Tuesday, December 9, 2008

Virginia, the Battleground for Religious Liberty

Virginia was known as the great battleground for religious liberty. The colony was founded by members of the Church of England, and no other church was tolerated. The Charter of 1606 provided that "the presidents, councils and ministers should provide that the true Word and service of God should he preached and used according to the rites and doctrines of the Church of England"


The bloody military code of 1611, the first published for the government of the colony, required all men and women in the colony, and any who should afterwards arrive, to give an account of their faith and religion to the parish minister, and if not satisfactory to him, they should report often to him for instruction. If one refused to go, the governor could whip the offender for the first offense. For the second refusal, he would be whipped twice and would acknowledge his fault on the Sabbath day in the congregation, and for the third offense, he would be whipped every day until he complied.
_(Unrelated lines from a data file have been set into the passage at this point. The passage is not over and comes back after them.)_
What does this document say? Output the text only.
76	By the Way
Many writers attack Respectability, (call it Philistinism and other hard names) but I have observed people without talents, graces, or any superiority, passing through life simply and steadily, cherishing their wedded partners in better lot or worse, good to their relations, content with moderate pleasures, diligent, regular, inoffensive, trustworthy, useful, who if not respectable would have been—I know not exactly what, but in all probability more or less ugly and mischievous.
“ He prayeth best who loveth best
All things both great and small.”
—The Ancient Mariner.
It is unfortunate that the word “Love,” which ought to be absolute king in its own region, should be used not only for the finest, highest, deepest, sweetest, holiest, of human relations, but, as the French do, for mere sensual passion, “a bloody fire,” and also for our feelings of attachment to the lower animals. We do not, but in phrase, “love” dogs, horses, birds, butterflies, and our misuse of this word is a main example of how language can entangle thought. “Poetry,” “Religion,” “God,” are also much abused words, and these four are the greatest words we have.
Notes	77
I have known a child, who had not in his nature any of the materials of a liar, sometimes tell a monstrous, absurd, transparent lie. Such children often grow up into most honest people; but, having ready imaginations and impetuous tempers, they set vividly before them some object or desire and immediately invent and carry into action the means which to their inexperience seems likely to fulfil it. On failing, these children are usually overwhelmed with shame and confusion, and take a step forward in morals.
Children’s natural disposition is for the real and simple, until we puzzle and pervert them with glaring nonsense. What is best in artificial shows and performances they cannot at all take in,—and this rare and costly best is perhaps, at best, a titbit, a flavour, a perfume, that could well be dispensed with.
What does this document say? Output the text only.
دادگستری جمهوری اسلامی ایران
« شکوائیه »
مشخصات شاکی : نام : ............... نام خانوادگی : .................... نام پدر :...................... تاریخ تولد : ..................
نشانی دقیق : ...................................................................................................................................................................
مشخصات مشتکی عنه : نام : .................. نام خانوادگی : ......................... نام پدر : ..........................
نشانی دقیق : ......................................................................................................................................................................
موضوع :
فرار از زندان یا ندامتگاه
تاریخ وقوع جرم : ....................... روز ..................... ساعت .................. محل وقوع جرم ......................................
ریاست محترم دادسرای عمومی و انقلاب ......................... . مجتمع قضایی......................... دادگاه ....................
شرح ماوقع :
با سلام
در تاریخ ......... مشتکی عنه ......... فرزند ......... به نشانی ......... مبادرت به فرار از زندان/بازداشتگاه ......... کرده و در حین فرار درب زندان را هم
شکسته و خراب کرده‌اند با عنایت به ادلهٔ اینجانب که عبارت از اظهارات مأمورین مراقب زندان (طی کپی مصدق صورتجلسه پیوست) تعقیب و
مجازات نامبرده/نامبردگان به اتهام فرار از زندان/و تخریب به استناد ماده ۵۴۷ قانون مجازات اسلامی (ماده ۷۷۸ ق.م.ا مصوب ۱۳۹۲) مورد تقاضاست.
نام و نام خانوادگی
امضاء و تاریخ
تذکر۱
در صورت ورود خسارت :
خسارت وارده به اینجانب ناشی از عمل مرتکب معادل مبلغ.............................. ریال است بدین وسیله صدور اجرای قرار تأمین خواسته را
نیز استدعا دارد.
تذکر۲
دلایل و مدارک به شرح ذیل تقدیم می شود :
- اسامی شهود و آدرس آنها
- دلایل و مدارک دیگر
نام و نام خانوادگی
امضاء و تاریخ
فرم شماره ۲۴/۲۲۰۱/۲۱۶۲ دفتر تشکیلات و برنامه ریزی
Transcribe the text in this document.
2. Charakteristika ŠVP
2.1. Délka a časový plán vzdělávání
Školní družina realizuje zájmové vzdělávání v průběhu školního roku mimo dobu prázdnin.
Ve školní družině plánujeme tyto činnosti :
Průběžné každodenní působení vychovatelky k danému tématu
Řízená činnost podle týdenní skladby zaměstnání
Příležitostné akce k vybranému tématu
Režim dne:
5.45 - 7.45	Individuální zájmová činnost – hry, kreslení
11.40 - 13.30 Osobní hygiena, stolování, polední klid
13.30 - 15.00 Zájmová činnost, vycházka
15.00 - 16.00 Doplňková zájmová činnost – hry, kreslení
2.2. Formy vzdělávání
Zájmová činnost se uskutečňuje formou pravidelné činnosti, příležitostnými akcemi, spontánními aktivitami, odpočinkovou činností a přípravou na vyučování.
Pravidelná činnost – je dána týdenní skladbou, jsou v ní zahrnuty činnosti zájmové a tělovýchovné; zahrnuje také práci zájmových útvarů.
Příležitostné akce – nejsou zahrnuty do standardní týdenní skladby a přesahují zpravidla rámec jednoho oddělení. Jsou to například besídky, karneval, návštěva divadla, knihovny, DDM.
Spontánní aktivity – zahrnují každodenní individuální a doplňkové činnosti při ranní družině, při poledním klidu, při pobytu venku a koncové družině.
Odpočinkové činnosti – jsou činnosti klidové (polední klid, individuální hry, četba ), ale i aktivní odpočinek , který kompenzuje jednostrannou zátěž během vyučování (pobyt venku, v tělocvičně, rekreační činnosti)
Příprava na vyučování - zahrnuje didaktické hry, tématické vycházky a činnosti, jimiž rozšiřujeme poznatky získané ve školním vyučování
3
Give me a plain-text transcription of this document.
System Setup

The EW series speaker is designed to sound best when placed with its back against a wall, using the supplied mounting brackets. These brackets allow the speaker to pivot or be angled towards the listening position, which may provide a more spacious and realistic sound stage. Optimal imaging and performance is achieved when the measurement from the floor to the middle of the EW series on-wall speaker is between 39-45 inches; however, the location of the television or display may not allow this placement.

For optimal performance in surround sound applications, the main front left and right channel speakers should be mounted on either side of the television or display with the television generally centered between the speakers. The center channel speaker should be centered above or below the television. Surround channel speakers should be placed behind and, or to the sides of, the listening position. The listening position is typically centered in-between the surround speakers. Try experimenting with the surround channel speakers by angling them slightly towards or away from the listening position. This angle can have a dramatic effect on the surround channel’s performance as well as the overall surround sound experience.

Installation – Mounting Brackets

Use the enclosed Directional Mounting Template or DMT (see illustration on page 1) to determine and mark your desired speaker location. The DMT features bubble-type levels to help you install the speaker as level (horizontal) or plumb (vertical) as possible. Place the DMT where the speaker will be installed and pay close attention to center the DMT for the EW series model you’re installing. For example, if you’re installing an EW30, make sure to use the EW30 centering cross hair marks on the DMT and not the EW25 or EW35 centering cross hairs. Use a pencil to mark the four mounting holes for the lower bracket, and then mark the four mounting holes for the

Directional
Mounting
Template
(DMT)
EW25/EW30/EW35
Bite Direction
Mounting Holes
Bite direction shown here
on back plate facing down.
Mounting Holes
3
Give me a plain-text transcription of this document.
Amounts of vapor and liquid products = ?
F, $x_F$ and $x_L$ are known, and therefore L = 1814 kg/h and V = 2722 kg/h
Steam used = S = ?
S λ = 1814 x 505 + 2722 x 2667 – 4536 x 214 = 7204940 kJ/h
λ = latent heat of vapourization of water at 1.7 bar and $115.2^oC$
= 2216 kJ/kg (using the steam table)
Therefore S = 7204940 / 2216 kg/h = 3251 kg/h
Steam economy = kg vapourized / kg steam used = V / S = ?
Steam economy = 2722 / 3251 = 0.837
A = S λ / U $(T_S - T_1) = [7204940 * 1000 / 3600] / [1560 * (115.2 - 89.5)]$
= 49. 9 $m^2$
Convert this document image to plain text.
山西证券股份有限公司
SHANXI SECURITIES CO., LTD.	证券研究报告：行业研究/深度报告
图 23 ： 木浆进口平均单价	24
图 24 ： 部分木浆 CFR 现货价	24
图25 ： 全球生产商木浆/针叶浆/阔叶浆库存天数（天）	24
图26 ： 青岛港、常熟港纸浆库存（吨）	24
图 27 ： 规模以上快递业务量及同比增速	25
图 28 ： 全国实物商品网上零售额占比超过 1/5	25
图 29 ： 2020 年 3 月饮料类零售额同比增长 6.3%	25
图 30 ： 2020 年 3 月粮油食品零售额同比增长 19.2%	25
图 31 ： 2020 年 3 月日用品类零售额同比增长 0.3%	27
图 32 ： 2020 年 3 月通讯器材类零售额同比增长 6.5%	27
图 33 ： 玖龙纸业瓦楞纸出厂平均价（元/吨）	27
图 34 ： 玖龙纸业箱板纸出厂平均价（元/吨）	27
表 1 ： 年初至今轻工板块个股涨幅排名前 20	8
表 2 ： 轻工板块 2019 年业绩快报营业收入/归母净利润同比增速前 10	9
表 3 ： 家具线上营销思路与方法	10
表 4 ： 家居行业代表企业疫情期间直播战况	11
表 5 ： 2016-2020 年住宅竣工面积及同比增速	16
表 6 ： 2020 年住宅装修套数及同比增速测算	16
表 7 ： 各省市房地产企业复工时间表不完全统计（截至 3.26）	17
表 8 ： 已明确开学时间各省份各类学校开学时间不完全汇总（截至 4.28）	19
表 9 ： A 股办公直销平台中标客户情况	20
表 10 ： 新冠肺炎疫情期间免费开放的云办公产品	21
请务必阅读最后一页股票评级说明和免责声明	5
Efforts to legislate religion continued under Sir William Berkeley, who passed the following law on December 14, 1662: "Whereas many schismatical persons out of their averseness to the orthodox established religion, or out of new fangled conceits of their own heretical inventions, refused to have their children baptized. Be it therefore enacted by the authority aforesaid, that all persons that, in contempt of the divine sacrament of baptism, shall refuse when they carry their child to lawful minister in that country to have them baptized shall be amersed two thousand pounds of tobacco, half to the publique."


Of course such statutes were directed at the Baptists, whose principles and convictions dictated that they baptize only believers on their confession of faith and who believed pedobaptism to be a Romish invention carried over into Protestantism by the Reformers. The Church of England increased her membership by pedobaptism, but the Baptists by evangelism and proselytizing.

This difference of belief caused a head-on confusion between the established religion, the Church of England, which tenaciously held to pedobaptism, and the lowly Baptists, who repudiated it and baptized all who believed and gave their testimony to their faith in Jesus Christ and His finished work on the cross for their salvation.


Hawkes, the historian of the Episcopal Church of Virginia, said, "No dissenters in Virginia experienced, for a time, harsher treatment than did the Baptists. They were beaten and imprisoned; and cruelly taxed the authorities’ ingenuity to devise new modes of punishment and annoyance."


Despite the persecution, the Baptists continued to increase in influence and number. The very nature of salvation by grace alone repudiates persecution of any kind and any system that endeavors to legislate its principles and doctrines of human works.


Thank God for our Baptist forefathers who clearly defined the gospel of the grace of God in the face of the persecution that a tyrannical religious system brought to bear upon them.